By Mimikatz
If you know of Philip Zimbardo, it is probably in connection with the Stanford Prison Experiment, undertaken in 1971. In that experiment, Zimbardo and others took carefully screened, normal college students and randomly assigned them to be guards or prisoners in a mock prison set up in the basement of the Stanford Psych Department. Nothing happened at first, but after 36 hours the prisoners revolted. The guards asked Zimbardo what to do. He responded, "It's your prison," but cautioned them against using violence. After 6 days the situation became completely out of control, with brutality by the guards and psychological breakdown among the prisoners. But only when one of his former graduate students, after seeing what was happening, tearfully told him she was not sure she wanted to have anything more to do with him did he decide to stop the experiment.

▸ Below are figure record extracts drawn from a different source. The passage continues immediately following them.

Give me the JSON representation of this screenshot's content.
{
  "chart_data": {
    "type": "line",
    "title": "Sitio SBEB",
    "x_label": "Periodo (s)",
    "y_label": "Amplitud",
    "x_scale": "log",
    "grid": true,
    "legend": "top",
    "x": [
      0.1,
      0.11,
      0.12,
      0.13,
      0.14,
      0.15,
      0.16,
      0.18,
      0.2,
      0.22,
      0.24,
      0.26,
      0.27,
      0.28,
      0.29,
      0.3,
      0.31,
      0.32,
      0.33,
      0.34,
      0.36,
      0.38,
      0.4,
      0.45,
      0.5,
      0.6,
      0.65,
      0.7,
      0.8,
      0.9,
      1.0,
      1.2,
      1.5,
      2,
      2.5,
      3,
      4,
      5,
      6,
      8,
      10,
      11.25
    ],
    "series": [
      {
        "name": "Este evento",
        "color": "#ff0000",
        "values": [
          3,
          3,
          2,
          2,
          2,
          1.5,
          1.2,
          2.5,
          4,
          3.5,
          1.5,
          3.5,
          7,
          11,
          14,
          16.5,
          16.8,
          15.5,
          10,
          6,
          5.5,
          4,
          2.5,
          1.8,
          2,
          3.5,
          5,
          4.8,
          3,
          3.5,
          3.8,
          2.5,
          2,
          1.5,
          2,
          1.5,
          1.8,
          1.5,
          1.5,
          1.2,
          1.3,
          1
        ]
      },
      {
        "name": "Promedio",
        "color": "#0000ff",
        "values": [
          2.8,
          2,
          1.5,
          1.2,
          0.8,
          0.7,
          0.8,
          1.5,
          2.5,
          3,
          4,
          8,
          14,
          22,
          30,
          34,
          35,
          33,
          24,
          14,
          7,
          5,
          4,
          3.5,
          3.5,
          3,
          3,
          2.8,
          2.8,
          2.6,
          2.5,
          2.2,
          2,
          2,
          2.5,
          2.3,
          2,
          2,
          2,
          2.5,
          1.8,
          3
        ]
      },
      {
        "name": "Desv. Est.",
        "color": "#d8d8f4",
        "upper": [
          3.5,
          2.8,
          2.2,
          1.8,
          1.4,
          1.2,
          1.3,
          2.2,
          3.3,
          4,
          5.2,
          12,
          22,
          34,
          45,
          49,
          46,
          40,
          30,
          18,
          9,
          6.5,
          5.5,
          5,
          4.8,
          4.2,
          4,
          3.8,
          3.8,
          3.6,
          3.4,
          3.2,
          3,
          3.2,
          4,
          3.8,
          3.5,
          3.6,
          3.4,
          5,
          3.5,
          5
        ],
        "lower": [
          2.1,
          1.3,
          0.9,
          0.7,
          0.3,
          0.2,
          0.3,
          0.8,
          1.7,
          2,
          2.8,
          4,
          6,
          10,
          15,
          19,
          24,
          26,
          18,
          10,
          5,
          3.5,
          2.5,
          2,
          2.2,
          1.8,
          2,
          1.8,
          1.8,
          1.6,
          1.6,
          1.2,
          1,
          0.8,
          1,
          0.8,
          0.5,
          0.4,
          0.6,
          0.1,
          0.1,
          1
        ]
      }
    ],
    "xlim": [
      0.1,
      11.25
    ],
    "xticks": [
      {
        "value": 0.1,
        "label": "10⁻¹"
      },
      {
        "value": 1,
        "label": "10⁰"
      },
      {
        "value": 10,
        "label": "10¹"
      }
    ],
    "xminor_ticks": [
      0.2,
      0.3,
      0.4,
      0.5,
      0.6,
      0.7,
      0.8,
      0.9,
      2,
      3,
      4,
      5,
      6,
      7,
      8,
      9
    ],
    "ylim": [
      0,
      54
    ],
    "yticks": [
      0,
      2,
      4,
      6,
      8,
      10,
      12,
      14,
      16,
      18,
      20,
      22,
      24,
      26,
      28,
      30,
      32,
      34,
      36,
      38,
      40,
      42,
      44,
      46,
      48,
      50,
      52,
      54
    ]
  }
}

Fast forward to 2004. Zimbardo became an expert witness in the trial of Ivan "Chip" Frederick, one of the MPs accused of abuses at Abu Ghraib, where the Stanford Prison Experiment was in effect replicated in real life. This gave Zimbardo access to documents, photos and reports about Abu Ghraib and caused him to ponder the lessons that were not learned from the Stanford Experiment.
The result is The Lucifer Effect: Understanding How Good People Turn Evil. In this long, difficult but very informative book Zimbardo explains both how good people come to do incredibly evil acts but why. The core of the book is a very detailed description of the Stanford Experiment, but Zimbardo also looks at situations such as Rwanda and the Holocaust, along with Abu Ghraib. In a nutshell, Zimbardo argues that we do not have the stable personalities we often think we have; our actions are in fact much more dependent on the situations we find ourselves in. Under the "right" conditions, almost anyone can perform evil acts. Contrary to the typical medical and legal model, such things as Abu Ghraib are not the result of a few "bad apples," but happen because of "bad barrels." As the Stanford Experiment had shown, combining absolute power, secrecy, lack of clear rules and supervision, and boredom could create a situation in which pacifists became brutal guards.
But are "bad barrels" accidental happenings? Zimbardo pushes his analysis further to ask questions about the "barrel makers" (himself included) who allow such conditions to exist. Do certain types of systems encourage "bad barrels?" In the next to last chapter he essentially puts the Bush Administration on trial for the conditions at Abu Ghraib.
But if commission of evil acts is at least as much situational as dispositional (based on the individual personality), what can be done to resist evil? As Zimbardo shows through his own and his colleagues' avid participation in the Stanford Experiment until challenged by a former student, this is a very complex issue. He and all of the other researchers got sucked into the experiment, as it deteriorated slowly over time, thrilled at the behavioral changes they were witnessing. She came in as a substitute on Day 6 when another researcher had to leave for a family emergency. Moreover, she had become romantically involved with Zimbardo once she finished her PhD. Coming into the experiment somewhat unwillingly, suddenly exposed to the degradation that had built up over days, she was horrified both at what she saw and at Zimbardo's reaction when she confronted him. (He told her she would never make a good researcher if she got so emotional.) Ultimately he realized that she was right, that he and the others had also internalized the institutional values of the experiment to the exclusion of their humanitarian values, and he called a halt to the experiment. (Their relationship survived and they are evidently still married.)
The implications of this book, especially his observations on what makes and what prevents situations like Abu Ghraib, and how it relates to our resistance to the Bush Administration and the evil in outr society, are considerable. Delineating the positive lessons will take another post. Suffice it to say that no one can look at himself or herself with quite the same smugness after reading this book.